Fled is that music: – Do I wake or sleep?”
~John Keats, Ode to a Nightingale
Quintus Horatius Flaccus known in the English-speaking world as Horace was the leading Roman lyric poet during the time of Augustus. Contemplative about art in general and painting in particular, he is recorded to have said as follows: “A picture is a poem without words”. A song well rendered by a master is “a drama enacted without a depiction”. Amaradeva’s every song belongs in that rare category. It is not an easy task to talk about Amaradeva and his unmatched contribution to Sinhalese culture and art without referencing the times and events of his era and his peers, if any, and other artists who happen to crowd a fairly challenging field. Amaradeva entered the field of music and song at a time when the standards of singing and music were deplorable. It was either Nadagam or dramatic style singing and straight copies from India, both Northern and southern. The singers too, except a very few like Devar Surya Sena and Ananda Samarakoon, were of South Indian origin. They wrote the lyrics in Tamil and sang out in Sinhala. What a travesty of culture!
The socio-cultural environment that prevailed at the time did demand a pioneering voice, so to speak, to speak out, to throw away the rut and furrow of Sinhala-pretenders whose allegiance was not to a new culture of Sinhala song and music, but to a livelihood that earned them an income far below the level of their brethren in India, yet bragged that they were the pioneers of Sinhalese music and song. The backdrop was wretched yet hopeful and dreaming.
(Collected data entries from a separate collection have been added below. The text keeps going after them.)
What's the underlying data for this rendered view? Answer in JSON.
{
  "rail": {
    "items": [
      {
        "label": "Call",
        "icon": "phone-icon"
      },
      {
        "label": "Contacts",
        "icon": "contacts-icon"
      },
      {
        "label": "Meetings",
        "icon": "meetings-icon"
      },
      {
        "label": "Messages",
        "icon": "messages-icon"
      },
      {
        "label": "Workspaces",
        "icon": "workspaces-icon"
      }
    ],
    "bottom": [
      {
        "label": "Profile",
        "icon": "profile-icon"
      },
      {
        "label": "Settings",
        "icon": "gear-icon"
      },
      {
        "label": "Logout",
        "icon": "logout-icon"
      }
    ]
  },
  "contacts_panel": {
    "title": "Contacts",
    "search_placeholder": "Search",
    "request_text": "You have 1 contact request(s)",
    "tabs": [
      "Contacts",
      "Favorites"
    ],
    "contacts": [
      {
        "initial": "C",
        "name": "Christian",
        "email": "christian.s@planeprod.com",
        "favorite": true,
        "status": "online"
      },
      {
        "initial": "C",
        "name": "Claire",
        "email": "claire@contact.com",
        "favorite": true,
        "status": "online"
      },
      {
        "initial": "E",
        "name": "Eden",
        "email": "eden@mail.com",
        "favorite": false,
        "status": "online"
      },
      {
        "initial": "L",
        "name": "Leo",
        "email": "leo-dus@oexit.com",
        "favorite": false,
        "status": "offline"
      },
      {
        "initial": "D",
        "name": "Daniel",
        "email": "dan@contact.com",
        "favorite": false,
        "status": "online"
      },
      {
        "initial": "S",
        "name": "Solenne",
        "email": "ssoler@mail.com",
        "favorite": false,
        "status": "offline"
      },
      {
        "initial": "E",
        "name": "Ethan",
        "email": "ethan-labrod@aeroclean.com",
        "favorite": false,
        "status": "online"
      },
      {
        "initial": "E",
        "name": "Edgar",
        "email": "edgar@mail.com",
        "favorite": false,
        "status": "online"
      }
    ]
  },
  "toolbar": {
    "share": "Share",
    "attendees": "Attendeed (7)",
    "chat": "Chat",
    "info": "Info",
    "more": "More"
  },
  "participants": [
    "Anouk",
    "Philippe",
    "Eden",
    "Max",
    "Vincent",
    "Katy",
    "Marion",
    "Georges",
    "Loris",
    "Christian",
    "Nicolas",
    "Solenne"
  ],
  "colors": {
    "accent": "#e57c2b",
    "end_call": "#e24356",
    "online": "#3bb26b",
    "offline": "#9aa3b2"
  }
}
It was dotted with scarce emergence of one or two genuine sounding artists who had the misfortune of disappearing from the milieu of the art for lack of listener-following and sponsors. Ananda Samarakoon was one such pioneer who made a very valiant effort at creating a tradition of Sinhalese art of music and song, yet he fell far short of a ‘pioneering’ character.
It was into this scene Amaradeva set his footsteps as Albert Perera. His voice was without match; his discipline of rendering a tune without breaking a single note and his attention to the minutest detail of lyrics and melody was coolly secured and deeply rooted in the construction of the totality of the song. Such discipline and attention to detail in the industry at the time was absent. With the initiation of Albert Perera, another artist of superior value and quality stamped his own creed on the scene of art and culture. That was Professor Ediriweera Sarachchandra. Considered Sri Lanka’s premier playwright, he was a senior lecturer at the University of Peradeniya. His influence on Amaradeva, including changing the very persona from Albert Perera to Amaradeva, was fundamental and the subsequent rise of Amaradeva as the leading singing voice of Ceylon a logical evolution. Not only of the singer-musician Amaradeva but the expansion of Sri Lankan folk cum indigenous music and song was inevitable.